Through all the changes in computers and employers, Mark has enjoyed constancy and strength with his wife of 37 years, Penny, a Medical Radiation Technologist. Their two children are grown and out of the house, each having earned bachelor degrees in computing along with other disciplines. Mark Junior, 35, is an assistant portfolio manager. Daughter Kelly, 33, teaches high school calculus and computers. Mark and Penny have lived at the same address in Markham for thirty years, though the neighbourhood has evolved as families of European extraction have given way to those from China. Today, the PRIZM segmentation system classifies it as Asian Affluence (wealthy, suburban Chinese families).
“I’m not like my cluster, but it does reflect my neighbourhood as it exists today,” says Mark. “My grandfather on my father’s side was Polish and came to Canada eighty years ago. My mother’s family was Pennsylvania Dutch and arrived in the mid-1700s, so I identify simply as ‘Canadian’.” And Mark spends a lot of leisure time doing very un-Asian Affluence activities, such as fishing, hunting and camping.
Mark especially enjoys heading out to Shining Tree, a rugged area twelve hours north of Toronto, where he used to hunt as a boy with his father—“my favourite times growing up,” he says, noting that he continued that tradition with his children. “Our kids were raised in tents along rivers and lakes in Shining Tree.
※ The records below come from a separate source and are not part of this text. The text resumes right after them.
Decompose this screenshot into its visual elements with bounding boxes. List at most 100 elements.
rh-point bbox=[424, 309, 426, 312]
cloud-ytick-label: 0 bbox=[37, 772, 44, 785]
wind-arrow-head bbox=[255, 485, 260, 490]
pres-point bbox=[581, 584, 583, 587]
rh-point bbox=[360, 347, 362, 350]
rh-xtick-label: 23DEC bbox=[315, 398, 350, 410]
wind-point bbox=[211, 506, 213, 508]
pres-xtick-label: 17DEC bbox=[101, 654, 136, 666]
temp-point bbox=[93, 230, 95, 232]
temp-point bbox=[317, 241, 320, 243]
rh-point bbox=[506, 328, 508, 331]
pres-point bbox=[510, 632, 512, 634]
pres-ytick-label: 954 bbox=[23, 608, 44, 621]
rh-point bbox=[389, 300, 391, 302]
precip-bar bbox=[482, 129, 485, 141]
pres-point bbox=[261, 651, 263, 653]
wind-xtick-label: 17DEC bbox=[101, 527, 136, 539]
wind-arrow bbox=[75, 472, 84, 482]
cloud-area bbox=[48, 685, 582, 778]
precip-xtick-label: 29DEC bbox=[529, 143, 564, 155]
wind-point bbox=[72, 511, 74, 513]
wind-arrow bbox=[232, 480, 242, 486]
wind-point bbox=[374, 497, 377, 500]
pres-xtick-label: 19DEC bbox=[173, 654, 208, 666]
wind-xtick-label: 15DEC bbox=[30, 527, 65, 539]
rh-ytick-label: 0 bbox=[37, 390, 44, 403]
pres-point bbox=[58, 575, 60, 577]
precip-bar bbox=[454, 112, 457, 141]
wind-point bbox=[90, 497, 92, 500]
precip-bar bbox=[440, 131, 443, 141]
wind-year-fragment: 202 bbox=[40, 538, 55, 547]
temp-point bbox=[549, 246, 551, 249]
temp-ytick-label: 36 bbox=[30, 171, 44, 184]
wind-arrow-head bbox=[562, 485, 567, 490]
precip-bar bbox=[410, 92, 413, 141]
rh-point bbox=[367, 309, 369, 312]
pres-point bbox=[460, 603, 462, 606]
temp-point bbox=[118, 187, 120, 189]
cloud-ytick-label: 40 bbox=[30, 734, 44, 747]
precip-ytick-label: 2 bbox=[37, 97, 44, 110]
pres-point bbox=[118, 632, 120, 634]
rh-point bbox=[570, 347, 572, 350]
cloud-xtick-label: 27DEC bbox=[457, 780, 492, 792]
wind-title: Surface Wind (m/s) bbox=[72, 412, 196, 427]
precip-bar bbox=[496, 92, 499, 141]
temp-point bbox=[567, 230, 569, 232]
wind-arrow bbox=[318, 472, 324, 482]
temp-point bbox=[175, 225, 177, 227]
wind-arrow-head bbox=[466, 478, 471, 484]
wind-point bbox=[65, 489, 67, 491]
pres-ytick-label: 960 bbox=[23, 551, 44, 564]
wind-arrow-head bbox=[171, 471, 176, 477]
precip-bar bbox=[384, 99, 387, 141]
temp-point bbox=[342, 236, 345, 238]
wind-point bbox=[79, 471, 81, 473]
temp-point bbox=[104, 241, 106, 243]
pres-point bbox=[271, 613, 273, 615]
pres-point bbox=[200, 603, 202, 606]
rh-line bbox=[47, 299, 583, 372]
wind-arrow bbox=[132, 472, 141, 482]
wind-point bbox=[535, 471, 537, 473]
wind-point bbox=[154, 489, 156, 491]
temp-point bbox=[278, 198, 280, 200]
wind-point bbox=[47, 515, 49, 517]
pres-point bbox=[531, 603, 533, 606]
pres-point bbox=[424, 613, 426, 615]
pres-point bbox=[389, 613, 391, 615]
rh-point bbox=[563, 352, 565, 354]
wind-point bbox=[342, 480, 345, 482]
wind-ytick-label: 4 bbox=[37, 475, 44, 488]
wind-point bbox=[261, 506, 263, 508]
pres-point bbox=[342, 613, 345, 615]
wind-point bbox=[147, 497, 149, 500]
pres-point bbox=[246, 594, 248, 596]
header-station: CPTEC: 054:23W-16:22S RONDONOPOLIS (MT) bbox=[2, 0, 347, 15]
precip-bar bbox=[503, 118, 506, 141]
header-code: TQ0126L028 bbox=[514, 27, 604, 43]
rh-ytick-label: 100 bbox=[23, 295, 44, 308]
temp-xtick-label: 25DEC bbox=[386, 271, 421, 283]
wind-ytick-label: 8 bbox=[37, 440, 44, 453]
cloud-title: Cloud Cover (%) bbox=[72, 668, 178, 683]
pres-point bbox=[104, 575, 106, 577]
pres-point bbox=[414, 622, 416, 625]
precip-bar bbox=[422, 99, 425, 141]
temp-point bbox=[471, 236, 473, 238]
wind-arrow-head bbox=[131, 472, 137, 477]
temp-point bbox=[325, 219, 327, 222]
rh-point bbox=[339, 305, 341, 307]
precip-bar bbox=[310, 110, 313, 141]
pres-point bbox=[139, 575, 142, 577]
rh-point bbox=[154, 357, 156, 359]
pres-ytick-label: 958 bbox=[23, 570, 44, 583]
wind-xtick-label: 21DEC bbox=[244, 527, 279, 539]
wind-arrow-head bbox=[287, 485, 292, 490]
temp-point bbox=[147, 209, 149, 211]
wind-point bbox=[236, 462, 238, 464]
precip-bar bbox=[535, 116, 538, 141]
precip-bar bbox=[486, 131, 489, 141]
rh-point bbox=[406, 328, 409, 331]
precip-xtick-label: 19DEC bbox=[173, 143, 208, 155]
They became used to getting dragged out in the middle of the night to look at the Milky Way and spectacular northern lights’ shows .” Today, he likes to hunt for grouse or deer, and fish mostly for pickerel. “You’ll see a lot of Americans hunting bear,” he says. “But most Canadians hunters aren’t into bear. We don’t have a Daniel Boone complex in this country.”
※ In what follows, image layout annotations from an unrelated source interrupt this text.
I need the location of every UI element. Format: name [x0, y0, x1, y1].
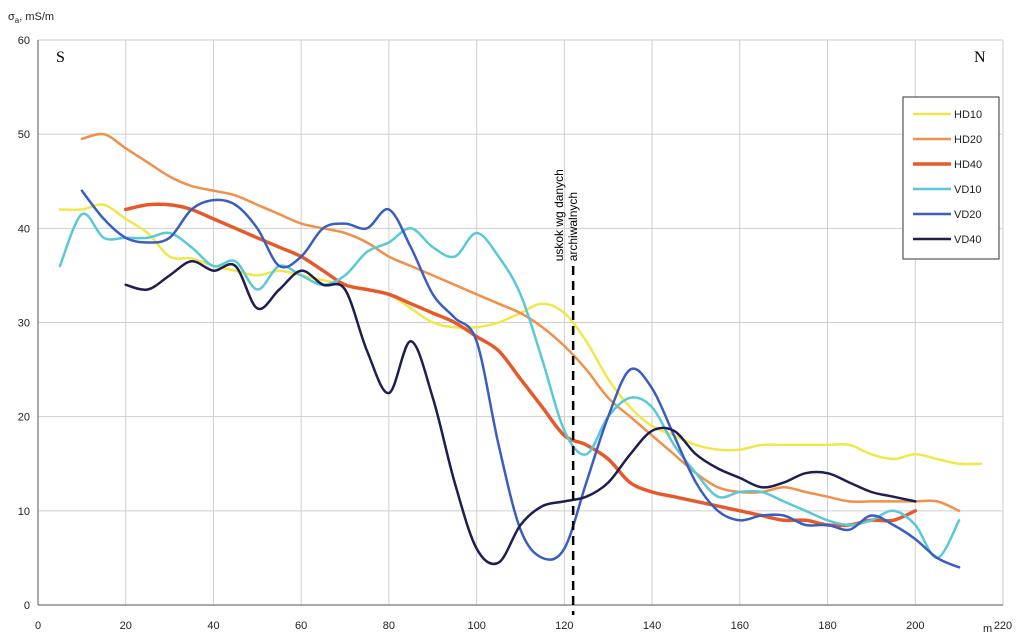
series-line-hd40 [123, 202, 918, 528]
legend-label: HD20 [954, 134, 982, 146]
x-tick-label: 140 [643, 620, 661, 632]
axes [37, 40, 1003, 606]
series-line-vd40 [124, 260, 917, 566]
legend-label: HD10 [954, 109, 982, 121]
fault-label-line1: uskok wg danych [552, 169, 566, 261]
x-tick-labels: 0 20 40 60 80 100 120 140 160 180 200 220 [35, 620, 1012, 632]
x-tick-label: 200 [906, 620, 924, 632]
x-axis-label: m [983, 623, 992, 635]
y-axis-label: σa, mS/m [8, 11, 54, 25]
legend: HD10 HD20 HD40 VD10 VD20 VD40 [902, 96, 1000, 260]
fault-label-line2: archiwalnych [566, 192, 580, 261]
x-tick-label: 120 [555, 620, 573, 632]
legend-label: HD40 [954, 159, 982, 171]
x-tick-label: 180 [818, 620, 836, 632]
legend-label: VD40 [954, 234, 982, 246]
y-tick-label: 10 [18, 506, 30, 518]
x-tick-label: 220 [994, 620, 1012, 632]
legend-label: VD10 [954, 184, 982, 196]
y-tick-label: 30 [18, 318, 30, 330]
legend-box [902, 96, 1000, 260]
series-line-vd10 [58, 212, 961, 560]
series-line-hd20 [80, 132, 961, 513]
x-tick-label: 100 [467, 620, 485, 632]
y-tick-label: 40 [18, 223, 30, 235]
legend-label: VD20 [954, 209, 982, 221]
y-tick-label: 60 [18, 35, 30, 47]
x-tick-label: 40 [207, 620, 219, 632]
x-tick-label: 160 [731, 620, 749, 632]
x-tick-label: 20 [120, 620, 132, 632]
x-tick-label: 60 [295, 620, 307, 632]
series-lines [58, 132, 983, 569]
y-tick-labels: 0 10 20 30 40 50 60 [18, 35, 30, 612]
y-tick-label: 50 [18, 129, 30, 141]
x-tick-label: 0 [35, 620, 41, 632]
y-tick-label: 0 [24, 600, 30, 612]
y-tick-label: 20 [18, 412, 30, 424]
direction-south-label: S [56, 49, 65, 66]
fault-annotation: uskok wg danych archiwalnych [552, 169, 580, 615]
direction-north-label: N [974, 49, 986, 66]
x-tick-label: 80 [383, 620, 395, 632]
Nor is he interested in the competitive nature of some hunters. “I look at hunting as a social engagement with family and friends,” he continues. “It’s
Mark by the fire with friends.
not so much about dropping a ten-point buck as spending time with family and sharing in the harvest.” And now that he has acquired a 32-foot Fifth Wheel trailer that sits in the rear of the pickup, he’s able to explore the bush more deeply. “I’ll park on Crown Land and then walk for miles until there’s nothing around,” he says. “It is truly awesome to walk a foot trail, alone, through Ontario’s remote, arboreal bush—like you belong there. I have a deep and abiding respect for our First Nations peoples and their ability to walk as first-among-equals in our great northern expanse.”
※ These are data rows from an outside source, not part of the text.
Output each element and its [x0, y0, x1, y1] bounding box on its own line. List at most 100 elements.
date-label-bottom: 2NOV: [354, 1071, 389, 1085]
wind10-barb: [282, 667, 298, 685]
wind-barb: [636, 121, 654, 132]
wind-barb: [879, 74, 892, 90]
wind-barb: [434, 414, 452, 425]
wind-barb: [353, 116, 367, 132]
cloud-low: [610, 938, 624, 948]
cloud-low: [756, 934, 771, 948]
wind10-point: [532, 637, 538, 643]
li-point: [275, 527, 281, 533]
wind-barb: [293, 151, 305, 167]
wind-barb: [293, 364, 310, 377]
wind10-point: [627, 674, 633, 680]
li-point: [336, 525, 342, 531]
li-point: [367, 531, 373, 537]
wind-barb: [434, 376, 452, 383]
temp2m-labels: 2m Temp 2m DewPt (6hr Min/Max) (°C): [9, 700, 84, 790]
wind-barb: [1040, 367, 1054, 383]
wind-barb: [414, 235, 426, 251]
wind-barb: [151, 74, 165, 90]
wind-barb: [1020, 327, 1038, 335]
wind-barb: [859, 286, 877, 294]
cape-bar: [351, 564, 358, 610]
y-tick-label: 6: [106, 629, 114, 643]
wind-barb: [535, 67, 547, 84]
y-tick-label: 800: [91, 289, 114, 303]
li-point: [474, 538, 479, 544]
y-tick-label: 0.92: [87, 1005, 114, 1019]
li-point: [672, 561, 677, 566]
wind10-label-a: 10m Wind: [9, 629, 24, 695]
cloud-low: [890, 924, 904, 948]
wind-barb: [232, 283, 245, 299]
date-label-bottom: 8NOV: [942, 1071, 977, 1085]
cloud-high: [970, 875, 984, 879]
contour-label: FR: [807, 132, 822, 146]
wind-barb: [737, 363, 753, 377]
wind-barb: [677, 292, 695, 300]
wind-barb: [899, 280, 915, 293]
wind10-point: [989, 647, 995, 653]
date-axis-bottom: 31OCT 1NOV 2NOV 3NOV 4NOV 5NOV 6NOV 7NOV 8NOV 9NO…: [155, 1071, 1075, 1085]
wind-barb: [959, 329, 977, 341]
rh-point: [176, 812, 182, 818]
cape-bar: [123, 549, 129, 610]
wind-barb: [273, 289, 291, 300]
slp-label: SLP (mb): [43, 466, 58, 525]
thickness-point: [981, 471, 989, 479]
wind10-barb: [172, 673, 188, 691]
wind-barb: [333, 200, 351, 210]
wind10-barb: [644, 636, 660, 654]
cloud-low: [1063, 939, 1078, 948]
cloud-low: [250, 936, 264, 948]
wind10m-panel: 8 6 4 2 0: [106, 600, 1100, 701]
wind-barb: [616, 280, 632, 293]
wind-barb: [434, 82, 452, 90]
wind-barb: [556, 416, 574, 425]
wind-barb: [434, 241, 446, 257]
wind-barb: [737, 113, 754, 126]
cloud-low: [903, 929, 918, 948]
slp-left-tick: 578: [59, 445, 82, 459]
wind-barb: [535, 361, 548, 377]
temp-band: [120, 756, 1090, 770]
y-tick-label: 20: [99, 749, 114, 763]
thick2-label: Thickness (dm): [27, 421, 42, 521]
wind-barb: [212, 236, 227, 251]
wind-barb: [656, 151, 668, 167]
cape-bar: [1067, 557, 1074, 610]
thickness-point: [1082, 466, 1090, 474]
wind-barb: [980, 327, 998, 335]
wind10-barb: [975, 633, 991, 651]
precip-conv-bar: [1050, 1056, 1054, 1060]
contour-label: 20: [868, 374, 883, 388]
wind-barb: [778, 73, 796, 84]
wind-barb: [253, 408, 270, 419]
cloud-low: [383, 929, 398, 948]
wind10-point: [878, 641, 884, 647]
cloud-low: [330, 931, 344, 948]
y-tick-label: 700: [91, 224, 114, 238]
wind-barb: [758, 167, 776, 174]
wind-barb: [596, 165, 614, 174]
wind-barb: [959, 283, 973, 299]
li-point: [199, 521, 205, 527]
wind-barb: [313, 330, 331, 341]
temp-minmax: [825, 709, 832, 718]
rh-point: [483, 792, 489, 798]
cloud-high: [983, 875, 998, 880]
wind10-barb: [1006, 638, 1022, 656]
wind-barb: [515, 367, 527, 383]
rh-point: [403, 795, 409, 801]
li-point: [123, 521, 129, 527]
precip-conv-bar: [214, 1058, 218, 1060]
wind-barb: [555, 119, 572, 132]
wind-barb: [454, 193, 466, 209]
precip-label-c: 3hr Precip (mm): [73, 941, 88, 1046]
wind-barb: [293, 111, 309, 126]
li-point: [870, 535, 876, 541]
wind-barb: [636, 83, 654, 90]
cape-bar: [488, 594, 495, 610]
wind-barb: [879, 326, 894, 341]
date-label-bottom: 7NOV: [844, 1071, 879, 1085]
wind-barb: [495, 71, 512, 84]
If he had it his way, the technology envisioned in Star Trek would allow him to beam back and forth between the bush and EA’s server room. But Mark says there is a connection between the two worlds. “The computer environment is very creative,” he says. “And the outdoors allows me to appreciate creation.” It’s one reason why, when asked about the best training for an IT professional, Mark responds simply, “life experience.” As he explains: “Problem-solving is a learned skill. And the more you experience, the better you are at finding different ways to solve a problem.” It may sound far-fetched, but certainly no more far-fetched than voice-activated computers to a young Trekkie.